For your application, licensing may seem irrelevant. But using software with a clear, permissive license means you never have to worry about license compliance as your business grows or your use case evolves.
2. Community Momentum
The Valkey project has attracted significant contributor activity from major technology companies. AWS, Google Cloud, Oracle, and others are actively contributing code, reviewing changes, and participating in governance. This is not a community fork maintained by a handful of volunteers — it is a well-funded, well-staffed project with a clear roadmap.
3. Feature Development
Valkey's development pace has exceeded Redis's in several areas, particularly around multi-threaded performance, cluster improvements, and observability. As Valkey continues to evolve, Deploynix users benefit from these improvements through server updates.
Common Questions
Can I still use the redis driver name in Laravel?
Yes. Valkey speaks the Redis protocol, so Laravel's redis driver works without changes. There is no need for a valkey driver — the protocol is identical.
Does PhpRedis work with Valkey?
Yes. PhpRedis communicates using the RESP protocol, which Valkey implements. No extension changes needed.
Does Predis work with Valkey?
Yes. Same reason — it uses the RESP protocol.
Will my Redis GUI tools work?
Yes.
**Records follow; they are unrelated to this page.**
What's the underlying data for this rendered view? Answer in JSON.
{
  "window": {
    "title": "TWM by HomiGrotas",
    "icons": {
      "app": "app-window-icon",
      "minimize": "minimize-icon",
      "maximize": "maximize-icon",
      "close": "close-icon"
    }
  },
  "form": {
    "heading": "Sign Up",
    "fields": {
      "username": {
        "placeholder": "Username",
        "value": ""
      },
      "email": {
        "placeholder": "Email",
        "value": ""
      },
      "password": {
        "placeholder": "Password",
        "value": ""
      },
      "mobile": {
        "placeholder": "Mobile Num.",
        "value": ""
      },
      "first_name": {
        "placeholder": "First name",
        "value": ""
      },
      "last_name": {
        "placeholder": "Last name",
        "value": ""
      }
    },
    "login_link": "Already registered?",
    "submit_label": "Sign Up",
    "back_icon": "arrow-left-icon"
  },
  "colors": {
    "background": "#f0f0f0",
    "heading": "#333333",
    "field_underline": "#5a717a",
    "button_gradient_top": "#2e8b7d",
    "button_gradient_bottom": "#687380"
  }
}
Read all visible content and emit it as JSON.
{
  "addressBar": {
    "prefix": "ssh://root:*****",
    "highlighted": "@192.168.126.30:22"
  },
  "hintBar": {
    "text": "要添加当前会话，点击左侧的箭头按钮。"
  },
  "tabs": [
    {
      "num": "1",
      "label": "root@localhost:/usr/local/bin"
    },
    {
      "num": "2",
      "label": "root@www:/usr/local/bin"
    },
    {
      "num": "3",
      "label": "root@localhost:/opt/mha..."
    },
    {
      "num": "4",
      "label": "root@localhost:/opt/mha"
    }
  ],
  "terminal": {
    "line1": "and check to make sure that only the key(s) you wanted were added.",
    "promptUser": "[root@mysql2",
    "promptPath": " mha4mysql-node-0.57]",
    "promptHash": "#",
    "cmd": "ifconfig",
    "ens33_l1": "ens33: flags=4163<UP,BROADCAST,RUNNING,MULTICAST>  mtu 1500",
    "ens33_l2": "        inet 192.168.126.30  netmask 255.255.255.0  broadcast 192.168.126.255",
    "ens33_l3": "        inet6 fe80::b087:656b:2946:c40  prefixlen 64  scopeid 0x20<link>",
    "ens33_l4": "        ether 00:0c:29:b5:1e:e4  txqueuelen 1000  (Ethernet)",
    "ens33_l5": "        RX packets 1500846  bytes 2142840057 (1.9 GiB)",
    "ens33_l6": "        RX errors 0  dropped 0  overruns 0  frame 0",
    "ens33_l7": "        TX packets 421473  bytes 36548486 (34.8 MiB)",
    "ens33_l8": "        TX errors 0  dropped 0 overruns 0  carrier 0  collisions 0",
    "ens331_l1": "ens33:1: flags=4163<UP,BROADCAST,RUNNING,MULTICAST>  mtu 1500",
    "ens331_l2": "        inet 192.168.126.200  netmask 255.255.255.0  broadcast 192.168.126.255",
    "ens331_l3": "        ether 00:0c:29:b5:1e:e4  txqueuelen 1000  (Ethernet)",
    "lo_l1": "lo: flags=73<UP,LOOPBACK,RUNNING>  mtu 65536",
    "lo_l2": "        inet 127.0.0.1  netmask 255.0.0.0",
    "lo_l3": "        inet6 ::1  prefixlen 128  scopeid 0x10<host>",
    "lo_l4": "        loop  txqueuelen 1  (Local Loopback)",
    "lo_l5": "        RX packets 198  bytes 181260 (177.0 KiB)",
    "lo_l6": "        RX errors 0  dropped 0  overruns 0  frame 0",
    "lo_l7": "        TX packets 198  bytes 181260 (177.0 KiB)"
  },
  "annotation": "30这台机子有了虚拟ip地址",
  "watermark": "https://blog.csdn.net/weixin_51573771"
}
Tools like RedisInsight, Medis, Another Redis Desktop Manager, and command-line tools like redis-cli all work with Valkey.
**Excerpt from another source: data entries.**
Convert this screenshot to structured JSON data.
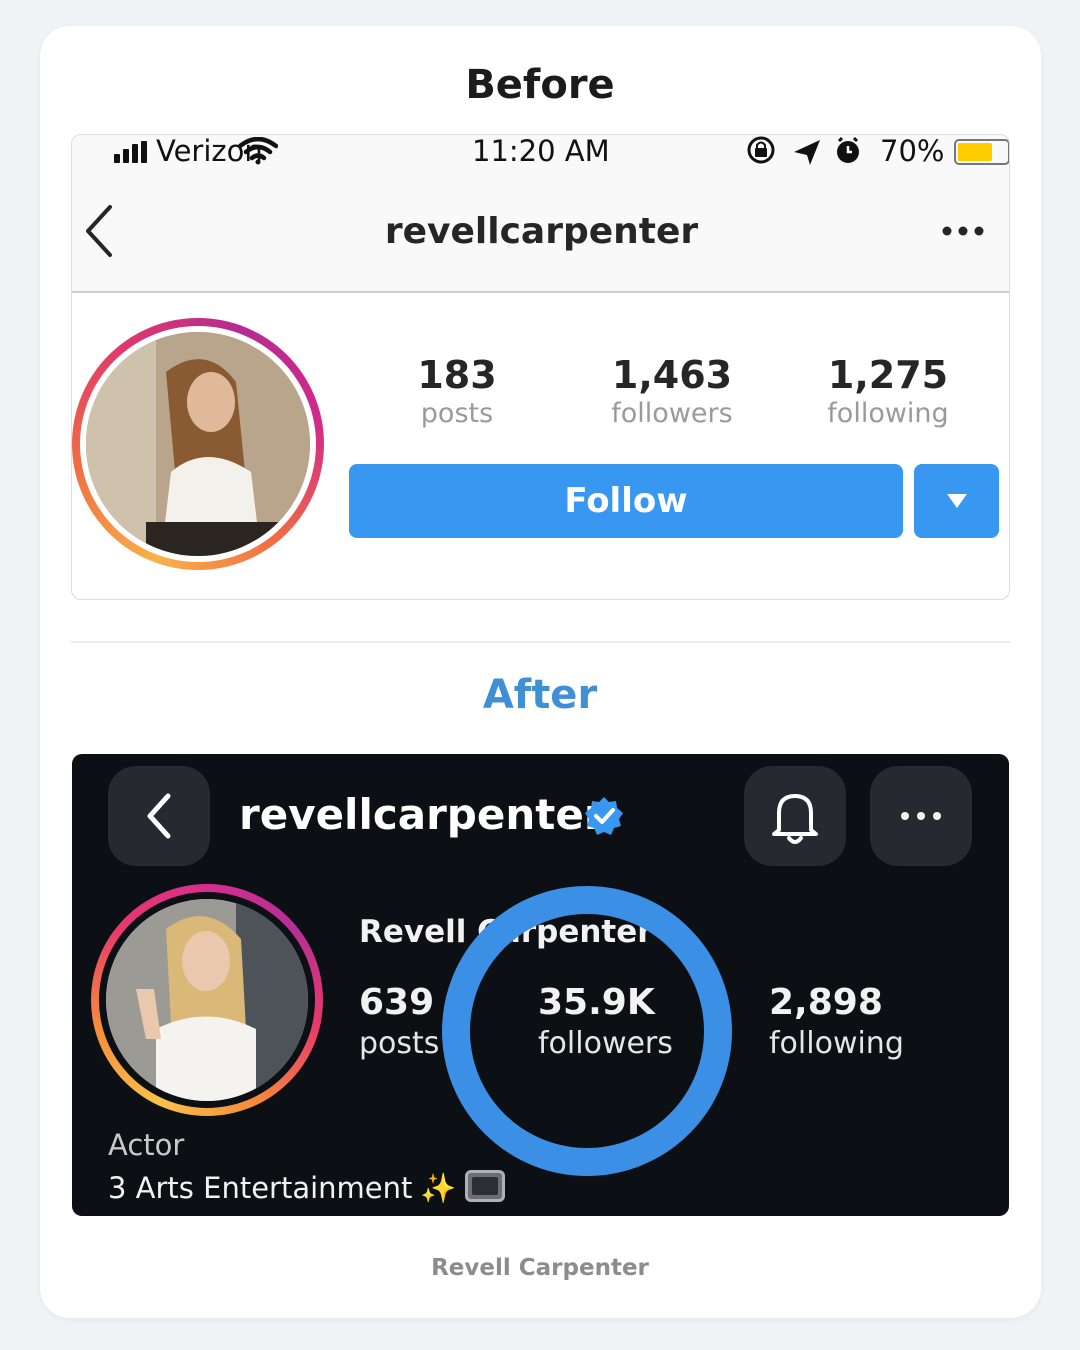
{
  "headings": {
    "before": "Before",
    "after": "After"
  },
  "before": {
    "status_bar": {
      "carrier": "Verizon",
      "time": "11:20 AM",
      "battery": "70%",
      "battery_level": 0.7
    },
    "nav": {
      "title": "revellcarpenter"
    },
    "stats": [
      {
        "value": "183",
        "label": "posts"
      },
      {
        "value": "1,463",
        "label": "followers"
      },
      {
        "value": "1,275",
        "label": "following"
      }
    ],
    "follow_label": "Follow",
    "colors": {
      "accent": "#3897f0"
    }
  },
  "after": {
    "username": "revellcarpenter",
    "display_name": "Revell Carpenter",
    "stats": [
      {
        "value": "639",
        "label": "posts"
      },
      {
        "value": "35.9K",
        "label": "followers"
      },
      {
        "value": "2,898",
        "label": "following"
      }
    ],
    "bio": {
      "line1": "Actor",
      "line2": "3 Arts Entertainment",
      "emoji": "✨"
    },
    "colors": {
      "background": "#0c0f14",
      "highlight": "#3b8fe5",
      "verified": "#3897f0"
    }
  },
  "caption": "Revell Carpenter"
}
What about Redis Sentinel and Redis Cluster?
Valkey supports both Sentinel (for high availability) and Cluster (for horizontal partitioning) with the same configuration as Redis. If you use either of these features, they work identically with Valkey.
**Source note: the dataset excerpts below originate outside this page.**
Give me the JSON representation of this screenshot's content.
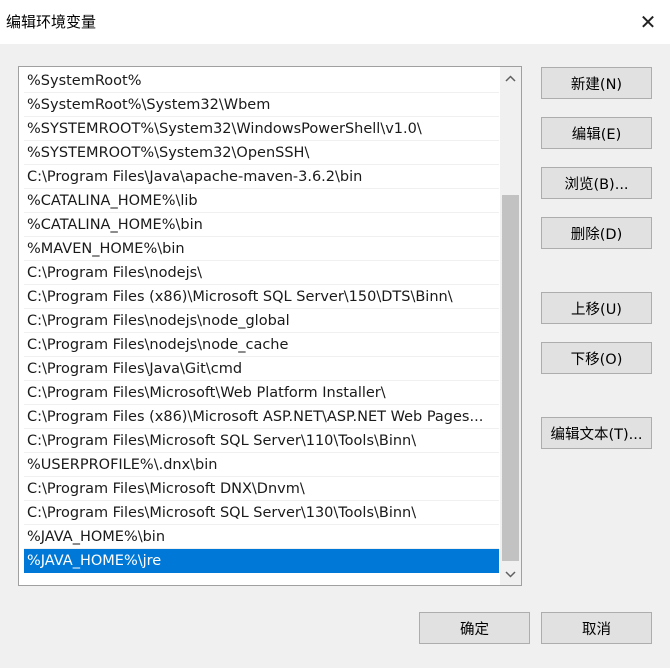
{
  "window": {
    "title": "编辑环境变量",
    "close_label": "✕"
  },
  "list": {
    "items": [
      "%SystemRoot%",
      "%SystemRoot%\\System32\\Wbem",
      "%SYSTEMROOT%\\System32\\WindowsPowerShell\\v1.0\\",
      "%SYSTEMROOT%\\System32\\OpenSSH\\",
      "C:\\Program Files\\Java\\apache-maven-3.6.2\\bin",
      "%CATALINA_HOME%\\lib",
      "%CATALINA_HOME%\\bin",
      "%MAVEN_HOME%\\bin",
      "C:\\Program Files\\nodejs\\",
      "C:\\Program Files (x86)\\Microsoft SQL Server\\150\\DTS\\Binn\\",
      "C:\\Program Files\\nodejs\\node_global",
      "C:\\Program Files\\nodejs\\node_cache",
      "C:\\Program Files\\Java\\Git\\cmd",
      "C:\\Program Files\\Microsoft\\Web Platform Installer\\",
      "C:\\Program Files (x86)\\Microsoft ASP.NET\\ASP.NET Web Pages...",
      "C:\\Program Files\\Microsoft SQL Server\\110\\Tools\\Binn\\",
      "%USERPROFILE%\\.dnx\\bin",
      "C:\\Program Files\\Microsoft DNX\\Dnvm\\",
      "C:\\Program Files\\Microsoft SQL Server\\130\\Tools\\Binn\\",
      "%JAVA_HOME%\\bin",
      "%JAVA_HOME%\\jre"
    ],
    "selected_index": 20
  },
  "buttons": {
    "new": "新建(N)",
    "edit": "编辑(E)",
    "browse": "浏览(B)...",
    "delete": "删除(D)",
    "move_up": "上移(U)",
    "move_down": "下移(O)",
    "edit_text": "编辑文本(T)...",
    "ok": "确定",
    "cancel": "取消"
  },
  "colors": {
    "selection": "#0078d7",
    "button_face": "#e1e1e1",
    "dialog_bg": "#f0f0f0"
  },
  "icons": {
    "close": "close-icon",
    "scroll_up": "chevron-up-icon",
    "scroll_down": "chevron-down-icon"
  }
}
Can I use Redis modules with Valkey?
Redis modules (like RediSearch, RedisJSON, RedisTimeSeries) were primarily developed by Redis Ltd. and are not part of the Valkey project. However, Valkey is developing equivalent functionality natively. For most Laravel applications, modules are not used — the core data structures (strings, hashes, lists, sets, sorted sets, streams) cover all common use cases.
What about Redis Stack?
Redis Stack is a Redis Ltd. product that bundles Redis with several modules. It is not available for Valkey. If you depend on Redis Stack features, evaluate whether Valkey's native capabilities (or alternative solutions) meet your needs before migrating.
The Bottom Line for Laravel Developers
If you are starting a new project, use Valkey. Deploynix provisions it by default, it is fully compatible with your existing code and configuration, and it is the future of open-source in-memory data stores.
If you are running Redis on existing servers, there is no urgent need to migrate. Your application will work fine with Redis for the foreseeable future. But when you provision new servers or rebuild your infrastructure, defaulting to Valkey is the pragmatic choice.
The migration is trivial — same protocol, same drivers, same configuration. The only things that change are the binary running on the server and the license it ships under. For your Laravel application, it is a non-event.
Conclusion
The Redis licensing change was a significant moment for the open-source community, but for Laravel developers, the practical impact is minimal. Valkey is a direct, compatible continuation of Redis, maintained by a strong community with clear governance and active development.
Deploynix uses Valkey because it is the right technical and licensing choice for a deployment platform that provisions and manages servers. For your Laravel application, the transition is seamless — your cache, queues, sessions, broadcasting, and any other Redis-dependent feature works identically.
The key takeaway is simple: Valkey is Redis, fork-continued under an open license. If your application uses Redis today, it will use Valkey tomorrow with zero code changes. That is the best kind of migration — the kind where nothing breaks.